The accusations against Filner trace to his 20 years in Congress and his time, since his election in 2012, as mayor.
They have spurred many -- including from fellow Democrats, such as California's two U.S. senators -- to urge the now 70-year-old to resign. The Democratic National Committee will vote on a resolution this week calling on Filner to do that as well, according to a draft copy obtained by CNN.
But that's not to say he doesn't have his supporters.
They include some members of some labor unions and Latinos, who claim Filner is being denied due process and that the recall effort is orchestrated by those who oppose his political agenda.
On Monday, some of them held a "We Will Not Be Silent" rally, also outside City Hall.
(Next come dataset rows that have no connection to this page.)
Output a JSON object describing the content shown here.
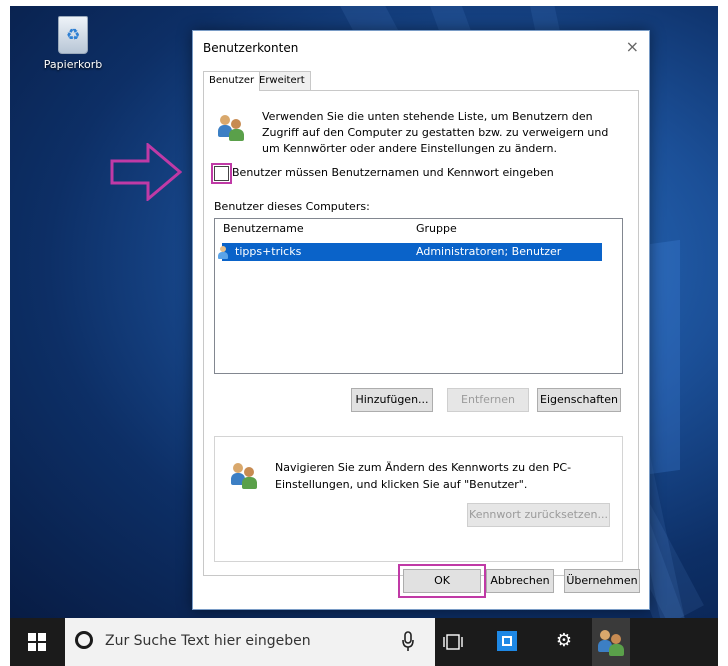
{
  "desktop": {
    "recycle_bin_label": "Papierkorb"
  },
  "dialog": {
    "title": "Benutzerkonten",
    "close_glyph": "×",
    "tabs": [
      {
        "label": "Benutzer",
        "active": true
      },
      {
        "label": "Erweitert",
        "active": false
      }
    ],
    "intro_text": "Verwenden Sie die unten stehende Liste, um Benutzern den Zugriff auf den Computer zu gestatten bzw. zu verweigern und um Kennwörter oder andere Einstellungen zu ändern.",
    "require_login_checkbox": {
      "label": "Benutzer müssen Benutzernamen und Kennwort eingeben",
      "checked": false
    },
    "users_section_label": "Benutzer dieses Computers:",
    "user_list": {
      "columns": [
        "Benutzername",
        "Gruppe"
      ],
      "rows": [
        {
          "name": "tipps+tricks",
          "group": "Administratoren; Benutzer",
          "selected": true
        }
      ]
    },
    "list_buttons": {
      "add": "Hinzufügen...",
      "remove": "Entfernen",
      "properties": "Eigenschaften"
    },
    "password_hint": "Navigieren Sie zum Ändern des Kennworts zu den PC-Einstellungen, und klicken Sie auf \"Benutzer\".",
    "reset_password_button": "Kennwort zurücksetzen...",
    "footer_buttons": {
      "ok": "OK",
      "cancel": "Abbrechen",
      "apply": "Übernehmen"
    }
  },
  "taskbar": {
    "search_placeholder": "Zur Suche Text hier eingeben",
    "icons": [
      "windows-start-icon",
      "cortana-icon",
      "microphone-icon",
      "task-view-icon",
      "store-icon",
      "settings-gear-icon",
      "user-accounts-icon"
    ]
  },
  "colors": {
    "highlight_magenta": "#c03aa6",
    "selection_blue": "#0a63c9",
    "desktop_blue": "#1b4f97"
  }
}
Still, the pro-Filner faction is clearly in the minority.
Roughly 81% of city residents want Filner to resign, according to a poll conducted by KGTV. Another CNN affiliate, KFMB, reported local radio hosts hired skywriters to spell out "Surrender Bob" over areas of the city last week.
Those sentiments were voiced, loud and clear, in protests outside City Hall.
"There is no excuse for abuse, and there is no excuse for you to stay in power," attorney Gloria Allred, who has attended the mediation sessions, told the crowd.
His accusers include a singer at a campaign fundraiser and Jackson, who has called him unfit for office. Shannon, a 67-year-old represented by Allred, was the latest person to accuse Filner.
"Every day that I went to work, I had butterflies in my stomach because I did not know what was going to happen the next time the mayor came by my desk," she told reporters last week.
"I have three sons, four grandsons and two great grandsons. As our mayor, you should be -- but are not -- a role model for any of them," Shannon said.